Two weeks ago, Al Gore gave a speech at a packed DAR Convention Hall in Washington, D.C. in which he “challenged America” to run “on 100 percent zero-carbon electricity in 10 years.” He called this transition to carbon-free electricity “achievable, affordable and transformative.”
It is also delusional.
Gore and his entourage arrived at the event in a convoy of gasoline-gobbling black limousines. Chauffeurs let the engines of these politically incorrect vehicles idle and their air conditioning systems blow full blast while the Nobel Prize-winning former presidential candidate delivered his global warming jeremiad inside.
The DAR building has no bike racks and no bicyclists were seen arriving at the event. The nearest Metro subway station is about a half-mile walk. Some of the audience of global warming faithful used public transportation but most had to depend for their arrival upon the iniquitous, greenhouse-gas-spewing, internal-combustion engine.
What they heard from Gore was no more “achievable” than the prospect of getting around Washington, D.C. via bicycle or rickshaw. Seventy percent of America’s electrical generating plants are powered by coal and natural gas. Gore thinks he can shut down these plants over a 10-year period and replace them with wind, solar and biomass facilities. But, according to the Energy Information Administration, these renewable energy sources today account for only about 2.3 percent of our electrical power needs. The EIA projects that, at best, renewables may fulfill four percent of our kilowatt hours by 2018. Gore does not explain how he will make up the other 96 percent.
Gore would shut down perfectly functional coal and natural gas powered plants, even those just built or retrofitted with the best available technology for reducing or eliminating pollution. Who needs terrorists to blow up expensive and vital public infrastructure when we have Gore to destroy them?

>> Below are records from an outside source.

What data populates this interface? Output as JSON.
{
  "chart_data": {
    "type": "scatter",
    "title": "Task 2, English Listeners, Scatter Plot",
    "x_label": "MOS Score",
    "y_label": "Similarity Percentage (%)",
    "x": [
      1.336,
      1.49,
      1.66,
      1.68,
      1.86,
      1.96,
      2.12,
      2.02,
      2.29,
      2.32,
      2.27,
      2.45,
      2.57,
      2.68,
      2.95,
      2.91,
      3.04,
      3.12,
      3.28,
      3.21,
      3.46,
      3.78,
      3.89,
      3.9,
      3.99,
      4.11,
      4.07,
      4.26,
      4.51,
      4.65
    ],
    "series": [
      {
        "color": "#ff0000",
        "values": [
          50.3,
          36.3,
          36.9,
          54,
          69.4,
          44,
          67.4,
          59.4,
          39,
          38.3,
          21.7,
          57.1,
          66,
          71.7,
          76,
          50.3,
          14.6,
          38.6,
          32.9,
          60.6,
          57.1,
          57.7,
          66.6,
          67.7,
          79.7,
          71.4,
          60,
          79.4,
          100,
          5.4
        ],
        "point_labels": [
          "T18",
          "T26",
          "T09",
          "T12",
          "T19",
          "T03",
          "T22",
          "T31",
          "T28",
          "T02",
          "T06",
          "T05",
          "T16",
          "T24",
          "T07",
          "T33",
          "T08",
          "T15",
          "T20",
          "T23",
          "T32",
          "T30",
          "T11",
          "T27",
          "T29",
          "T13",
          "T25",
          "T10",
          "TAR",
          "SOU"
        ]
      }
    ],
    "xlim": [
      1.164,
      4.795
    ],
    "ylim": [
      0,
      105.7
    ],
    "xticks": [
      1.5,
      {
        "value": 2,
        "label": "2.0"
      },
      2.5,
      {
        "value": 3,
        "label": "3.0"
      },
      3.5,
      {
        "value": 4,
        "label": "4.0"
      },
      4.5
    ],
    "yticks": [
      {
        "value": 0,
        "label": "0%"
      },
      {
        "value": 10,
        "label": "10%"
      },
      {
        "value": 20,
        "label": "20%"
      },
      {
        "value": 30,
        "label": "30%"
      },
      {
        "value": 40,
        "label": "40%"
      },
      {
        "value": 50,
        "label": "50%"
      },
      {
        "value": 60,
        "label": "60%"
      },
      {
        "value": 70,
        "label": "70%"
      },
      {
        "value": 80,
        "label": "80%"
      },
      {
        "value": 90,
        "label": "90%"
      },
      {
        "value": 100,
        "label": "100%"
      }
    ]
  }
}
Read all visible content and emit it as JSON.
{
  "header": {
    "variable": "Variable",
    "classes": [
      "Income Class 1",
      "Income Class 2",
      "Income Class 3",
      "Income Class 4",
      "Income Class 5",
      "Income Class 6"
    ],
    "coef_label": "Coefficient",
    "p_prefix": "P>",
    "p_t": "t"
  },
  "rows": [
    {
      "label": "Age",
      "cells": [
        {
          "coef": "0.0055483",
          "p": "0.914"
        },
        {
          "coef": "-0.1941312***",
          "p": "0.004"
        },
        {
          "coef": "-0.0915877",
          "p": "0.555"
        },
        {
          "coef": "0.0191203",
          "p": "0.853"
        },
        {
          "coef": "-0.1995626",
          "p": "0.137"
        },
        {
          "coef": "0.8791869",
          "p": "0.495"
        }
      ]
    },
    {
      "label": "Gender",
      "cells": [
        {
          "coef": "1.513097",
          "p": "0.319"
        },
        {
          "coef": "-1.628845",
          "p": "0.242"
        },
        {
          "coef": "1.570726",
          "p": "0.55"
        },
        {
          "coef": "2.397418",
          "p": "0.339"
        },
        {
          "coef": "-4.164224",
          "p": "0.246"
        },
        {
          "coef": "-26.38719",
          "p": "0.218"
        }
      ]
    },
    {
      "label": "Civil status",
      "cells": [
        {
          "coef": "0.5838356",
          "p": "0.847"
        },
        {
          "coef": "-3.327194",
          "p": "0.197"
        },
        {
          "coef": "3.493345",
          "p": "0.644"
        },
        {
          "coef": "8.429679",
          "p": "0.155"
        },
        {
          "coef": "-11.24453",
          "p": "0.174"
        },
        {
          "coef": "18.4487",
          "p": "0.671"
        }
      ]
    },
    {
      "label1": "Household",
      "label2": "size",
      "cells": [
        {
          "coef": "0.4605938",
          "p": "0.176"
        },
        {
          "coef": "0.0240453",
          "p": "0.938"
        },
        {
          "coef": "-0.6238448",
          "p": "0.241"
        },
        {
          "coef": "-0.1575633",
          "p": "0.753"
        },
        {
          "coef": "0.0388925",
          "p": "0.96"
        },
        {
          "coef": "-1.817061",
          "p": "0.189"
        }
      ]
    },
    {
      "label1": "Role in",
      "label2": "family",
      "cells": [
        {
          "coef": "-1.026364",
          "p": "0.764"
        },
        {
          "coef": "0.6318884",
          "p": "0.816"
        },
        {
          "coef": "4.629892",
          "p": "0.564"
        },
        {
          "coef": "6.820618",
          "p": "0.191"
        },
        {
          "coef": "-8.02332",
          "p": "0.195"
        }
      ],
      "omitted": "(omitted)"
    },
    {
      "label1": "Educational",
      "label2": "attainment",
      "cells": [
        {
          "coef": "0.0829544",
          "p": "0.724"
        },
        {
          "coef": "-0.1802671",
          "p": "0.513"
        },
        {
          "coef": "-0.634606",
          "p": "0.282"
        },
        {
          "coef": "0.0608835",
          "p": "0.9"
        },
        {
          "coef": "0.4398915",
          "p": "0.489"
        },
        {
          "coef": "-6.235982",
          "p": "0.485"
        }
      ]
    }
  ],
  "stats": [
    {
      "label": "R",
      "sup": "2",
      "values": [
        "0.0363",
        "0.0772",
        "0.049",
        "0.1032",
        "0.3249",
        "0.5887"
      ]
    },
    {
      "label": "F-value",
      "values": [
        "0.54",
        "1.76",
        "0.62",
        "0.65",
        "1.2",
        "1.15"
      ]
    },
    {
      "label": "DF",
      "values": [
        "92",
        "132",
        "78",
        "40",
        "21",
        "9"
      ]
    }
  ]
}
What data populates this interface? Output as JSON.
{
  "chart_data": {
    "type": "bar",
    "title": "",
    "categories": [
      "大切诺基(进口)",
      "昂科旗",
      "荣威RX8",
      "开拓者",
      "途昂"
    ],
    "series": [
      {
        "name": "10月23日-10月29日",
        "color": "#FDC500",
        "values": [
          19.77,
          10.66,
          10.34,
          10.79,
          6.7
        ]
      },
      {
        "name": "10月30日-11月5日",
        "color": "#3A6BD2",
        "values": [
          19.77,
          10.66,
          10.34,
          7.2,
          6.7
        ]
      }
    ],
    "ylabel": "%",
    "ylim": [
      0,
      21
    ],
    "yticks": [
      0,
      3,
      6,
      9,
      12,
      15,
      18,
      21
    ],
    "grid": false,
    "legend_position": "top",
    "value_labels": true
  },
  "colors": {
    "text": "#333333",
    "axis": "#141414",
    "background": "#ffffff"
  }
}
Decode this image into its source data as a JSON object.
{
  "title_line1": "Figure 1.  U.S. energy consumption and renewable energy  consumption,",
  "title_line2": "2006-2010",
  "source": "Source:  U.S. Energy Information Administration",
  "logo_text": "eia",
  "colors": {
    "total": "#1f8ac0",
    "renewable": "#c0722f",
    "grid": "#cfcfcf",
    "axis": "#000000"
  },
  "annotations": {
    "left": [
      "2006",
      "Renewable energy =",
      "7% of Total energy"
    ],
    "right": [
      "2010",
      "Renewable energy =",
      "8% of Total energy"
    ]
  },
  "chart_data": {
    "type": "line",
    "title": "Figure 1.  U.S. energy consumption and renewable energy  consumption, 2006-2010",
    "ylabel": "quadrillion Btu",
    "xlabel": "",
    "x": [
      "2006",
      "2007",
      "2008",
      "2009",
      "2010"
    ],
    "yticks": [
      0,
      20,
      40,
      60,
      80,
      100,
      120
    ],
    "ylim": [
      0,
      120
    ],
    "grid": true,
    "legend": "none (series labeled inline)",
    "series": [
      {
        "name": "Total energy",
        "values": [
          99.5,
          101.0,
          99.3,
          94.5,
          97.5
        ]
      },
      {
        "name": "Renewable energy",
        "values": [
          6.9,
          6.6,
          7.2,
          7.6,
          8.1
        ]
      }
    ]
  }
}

With all of these electrical plants mothballed or leveled, Gore cannot explain what electric utilities we will rely on when the wind is not blowing and the sun is not shining. Wind and solar are intermittent power sources and almost always must be constructed in tandem with fixed, reliable power sources, which include hydro, nuclear and yes, fossil fuel based facilities.
Gore promises that his fancied transformation will be “affordable.” But most wind power is produced in locations far from transmission lines and at night, when electrical loads are lowest. Transmission lines cost an average of a million and a half dollars a mile to develop. Even some of the most enthusiastic proponents of wind power admit the costs of switching to wind would be enormous. For example, T. Boone Pickens, who advocates running America’s vehicles on natural gas and switching our natural gas powered generating plants to wind and solar, estimates that it would require $1 trillion to build wind facilities between Texas and North Dakota and another $200 billion to develop the power lines necessary to transmit this wind energy to cities and towns. And this power would only service 20 percent of America’s needs.
Gore’s rhetoric is so overblown and his promises are so outlandish that one can only speculate as to whether this law school washout and divinity school dropout actually believes what he is saying or is just anticipating applause lines. But he is making millions of dollars in the process.